See he did give it a lot of throttle right before it went under, but it was just spinning. Mudlites FTL


----------



## hubbard1506 (Feb 16, 2010)

should have tried 2wd to get the front up


----------



## hp488 (Sep 23, 2009)

experience is everything when it comes to riding in deep water


----------



## swampthing (May 2, 2010)

HA! Epic Fail!!!


----------



## king05 (Oct 13, 2010)

hp488 said:


> experience is everything when it comes to riding in deep water


tires make a big difference too. There is deep holes out at busco beach that my 27" mudlite xtr's would just spin in whereas my outlaws will bring the front end right up no problem!!


----------



## Rack High (Feb 23, 2010)

Clint Eastwood once said "a man's gotta' know his limitations". Obviously this guy didn't.


----------



## hoover (Apr 3, 2010)

I like how the first thing they do is open the **** storage box, cause everybody knows thats where the important/expensive stuff is


----------



## 650Brute (Dec 18, 2008)

Bwaaaaa Ha Ha Ha


----------



## Eight (Mar 24, 2010)

HAhaha....Bet he doesn't try it again.


----------



## brute2215 (Aug 12, 2010)

found another one of an idiot... lol he should have listened to them from the beginning.

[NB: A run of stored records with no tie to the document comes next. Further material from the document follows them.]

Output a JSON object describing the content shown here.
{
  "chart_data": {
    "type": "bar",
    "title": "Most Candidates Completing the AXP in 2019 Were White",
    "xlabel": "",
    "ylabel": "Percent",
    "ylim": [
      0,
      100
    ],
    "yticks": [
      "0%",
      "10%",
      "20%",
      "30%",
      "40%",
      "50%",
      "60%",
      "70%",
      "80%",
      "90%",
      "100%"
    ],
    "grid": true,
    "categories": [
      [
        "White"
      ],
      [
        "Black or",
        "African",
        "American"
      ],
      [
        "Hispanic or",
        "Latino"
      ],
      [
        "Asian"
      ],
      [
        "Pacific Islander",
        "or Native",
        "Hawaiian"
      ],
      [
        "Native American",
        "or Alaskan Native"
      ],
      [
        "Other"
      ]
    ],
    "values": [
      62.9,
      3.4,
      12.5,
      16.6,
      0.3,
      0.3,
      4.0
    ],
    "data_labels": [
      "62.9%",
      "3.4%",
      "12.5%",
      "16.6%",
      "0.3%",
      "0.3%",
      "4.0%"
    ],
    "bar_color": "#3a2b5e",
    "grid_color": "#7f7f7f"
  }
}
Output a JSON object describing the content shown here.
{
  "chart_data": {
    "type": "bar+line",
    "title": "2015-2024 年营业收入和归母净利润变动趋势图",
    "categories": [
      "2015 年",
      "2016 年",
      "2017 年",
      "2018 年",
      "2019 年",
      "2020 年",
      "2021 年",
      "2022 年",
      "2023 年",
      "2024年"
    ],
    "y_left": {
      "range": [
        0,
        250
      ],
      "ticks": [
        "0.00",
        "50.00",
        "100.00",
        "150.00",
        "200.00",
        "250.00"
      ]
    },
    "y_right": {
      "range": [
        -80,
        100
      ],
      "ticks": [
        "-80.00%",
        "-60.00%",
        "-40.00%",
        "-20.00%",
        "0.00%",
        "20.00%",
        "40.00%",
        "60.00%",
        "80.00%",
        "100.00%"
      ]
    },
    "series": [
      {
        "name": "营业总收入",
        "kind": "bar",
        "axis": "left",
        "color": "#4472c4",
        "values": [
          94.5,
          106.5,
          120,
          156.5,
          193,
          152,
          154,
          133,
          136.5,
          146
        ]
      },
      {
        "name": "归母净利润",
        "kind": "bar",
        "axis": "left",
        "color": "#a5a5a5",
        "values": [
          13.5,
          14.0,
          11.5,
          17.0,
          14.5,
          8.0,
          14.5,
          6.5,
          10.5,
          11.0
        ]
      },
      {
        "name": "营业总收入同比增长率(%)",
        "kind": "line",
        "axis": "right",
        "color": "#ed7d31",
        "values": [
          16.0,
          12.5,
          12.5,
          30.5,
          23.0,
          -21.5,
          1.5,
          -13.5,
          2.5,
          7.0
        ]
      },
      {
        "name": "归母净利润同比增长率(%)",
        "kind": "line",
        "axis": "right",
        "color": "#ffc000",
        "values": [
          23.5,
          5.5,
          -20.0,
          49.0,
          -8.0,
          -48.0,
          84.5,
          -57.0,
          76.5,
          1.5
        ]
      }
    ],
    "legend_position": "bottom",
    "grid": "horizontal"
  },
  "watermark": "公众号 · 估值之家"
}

What is even funnier than the video.. Read the comments!


----------



## Big D (Jun 23, 2009)

Translation for the first one is probably "dude...I didn't think you'd really do it"


----------



## Roboquad (Sep 8, 2009)

They are speaking Hungarian . Dirty words mostly in the beginning.


----------



## IBBruin (Feb 10, 2009)

I'll bet the first guy is thinking............why didn't I buy chest waders instead of this stupid two piece rain suit.


----------



## Eight (Mar 24, 2010)

The guy in the second vid is just plain ole stupid. I wouldn't ever put an unsnorkeled bike in any water that the dept on is unknown.


----------



## badazzbrute (Apr 11, 2010)

These videos are what happens when stupid people mix beer and their "good" friends...LOL... Wait a minute, oh dang it...LOL....


----------



## Big D (Jun 23, 2009)

IBBruin said:


> I'll bet the first guy is thinking............why didn't I buy chest waders instead of this stupid two piece rain suit.


Waders wouldn't have helped. They would have filled up and he'd either drown or have to swim out with just the boxers (at least I hope boxers) on


----------



## Roboquad (Sep 8, 2009)

OK so the translation in the first video. is something like this, OH, S***. his friend yells well just tell the bike to swim itself out. Help me pull, and they say swim out and tell the ATV to swim too, S*** dirty. and the laughing you can make out well enough. This is the real translation..(my wife is Hungarian). She couldn't believe they have Atv's there. I told her be happy you married American Because Hungarian Men are STUPID..LOL


----------



## brutemike (Mar 23, 2010)

Now thats some funny s***. wonder how long it took them to get up and running.lol


----------